“SAVE THE WOMEN”CAMPAIGN. “Healthy women, Healthy families”
After my own diagnosis and surgeries, I am keen to get the subject of female related cancers, such as breast cancer and cervical cancer, out in the open to make other Asian women aware of their cancers and warning signs.
In South Asian society talking openly about breasts and cervix is often considered taboo as they are such a private part of the body. As a result, many females suffer in silence and many, loses their lives.
I aim to raise awareness in the South Asian community that breast cancer and cervical cancers are disease like any other disease and there is nothing to be ashamed of. I was criticised for coming out open about her cancer, but the whole purpose of her coming out open was to raise awareness about the disease. I openly and loudly state that “the cancer is not a stigma. It is an illness like any other illness, and many cancers are curable”. There are far too many South Asian females who hide their cancers due to stigma attached to it, and eventually loses their lives. No life should be lost due to perceived social stigma associated with the illness.
On 26thMarch 2018, on the occasion of my birthday, I have launched a campaign “Save The Women”to raise public awareness of cancers in South Asian females. Whilst resting on bed, following my recent surgery, my mind was on an emotional embankment, reading and hearing about number of lives lost due to lack of understanding of cancers and social stigma attached to it, specially in South Asian families. This lead me in to launching this campaign. There can't be better day than my birthday to speak up for something so vital. My statement on launching the campaign is that, “I am not defeated by my cancer, I am going just through short term tribulation, yet to come out stronger, wiser and positive at the other side”.
I am diagnosed in my 40s and there are other two young mothers known to me are also diagnosed. Common factor in all these three females is that we did not have the lump but yet had the cancer. This became the wakeup call for me to do something about it. Encouraging breast and cervical awareness amongst South Asian women remains a challenge.
Historically, South Asian women were considered to be at a very low risk of breast cancer compared with white women. As per BBC news published in 2013, between 2000-2004, South Asian women were found to have a 45% cent lower rate of breast cancer compared with white women. But by the 2005-2009 period, rates of breast cancer among South Asian women had increased significantly and had risen to be 8% higher than white women, whose rates had not changed significantly.
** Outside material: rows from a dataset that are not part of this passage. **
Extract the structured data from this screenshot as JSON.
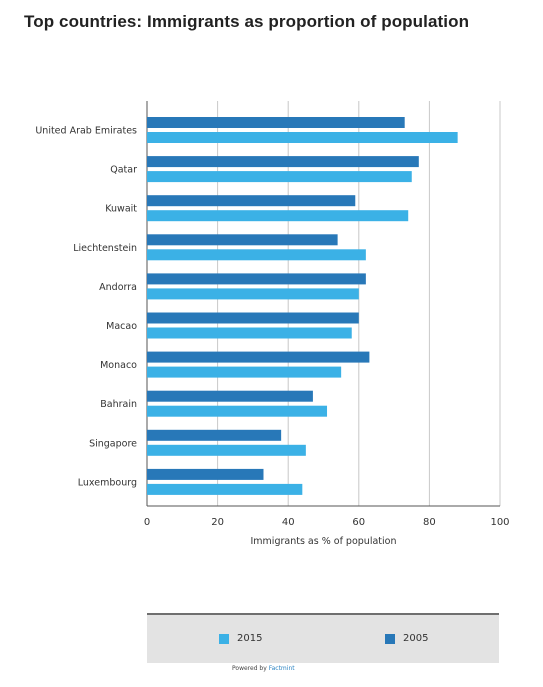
{
  "title": "Top countries: Immigrants as proportion of population",
  "chart_data": {
    "type": "bar",
    "orientation": "horizontal",
    "title": "Top countries: Immigrants as proportion of population",
    "xlabel": "Immigrants as % of population",
    "ylabel": "",
    "xlim": [
      0,
      100
    ],
    "xticks": [
      "0",
      "20",
      "40",
      "60",
      "80",
      "100"
    ],
    "grid": true,
    "legend_position": "bottom",
    "categories": [
      "United Arab Emirates",
      "Qatar",
      "Kuwait",
      "Liechtenstein",
      "Andorra",
      "Macao",
      "Monaco",
      "Bahrain",
      "Singapore",
      "Luxembourg"
    ],
    "series": [
      {
        "name": "2005",
        "color": "#2878b8",
        "values": [
          73,
          77,
          59,
          54,
          62,
          60,
          63,
          47,
          38,
          33
        ]
      },
      {
        "name": "2015",
        "color": "#3bb1e6",
        "values": [
          88,
          75,
          74,
          62,
          60,
          58,
          55,
          51,
          45,
          44
        ]
      }
    ]
  },
  "legend": {
    "items": [
      {
        "label": "2015",
        "color": "#3bb1e6"
      },
      {
        "label": "2005",
        "color": "#2878b8"
      }
    ]
  },
  "footer": {
    "powered_prefix": "Powered by",
    "powered_brand": "Factmint"
  }
}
A number of UK women from South Asian backgrounds who have cancer, hide it because of a perceived stigma about the disease, the BBC has learned. One woman chose to "suffer on [her] own" through chemotherapy for fear of her family's reaction, and questioned whether God was punishing her. Experts said others were seeking help too late, causing preventable deaths. In one case a woman sought treatment only when her breast was rotten. She later died as the cancer had spread. Some women go to the extent of not even having treatment because, if they had treatment, people would know as they'd lose their hair,". Some fears it might affect their children because no-one would want to marry them.
As per the article published by BBC, in 2014, research from Bridgewater NHS found Asian women between 15 and 64 years old had a significantly reduced survival rate for breast cancer of three years.
The stigma surrounding cancer in South Asian communities spans different forms of the disease. One women told BBC that there was a reluctance for women to go for a smear test because they did not want to be "defiled" or be considered "no longer pure".
Some experts are concerned that women are suffering unnecessarily.
Significant number of South Asian women are more likely to be from poor, deprived backgrounds, meaning their levels of awareness of cancer are likely to be lower.
“Save the Women”campaign is equally important as “Save Girl, Educate Girl”campaign and I aim to continue work on both the campaigns equally.
I have taken solace in considering God’s greater plan for me and making her the medium to raise much needed awareness.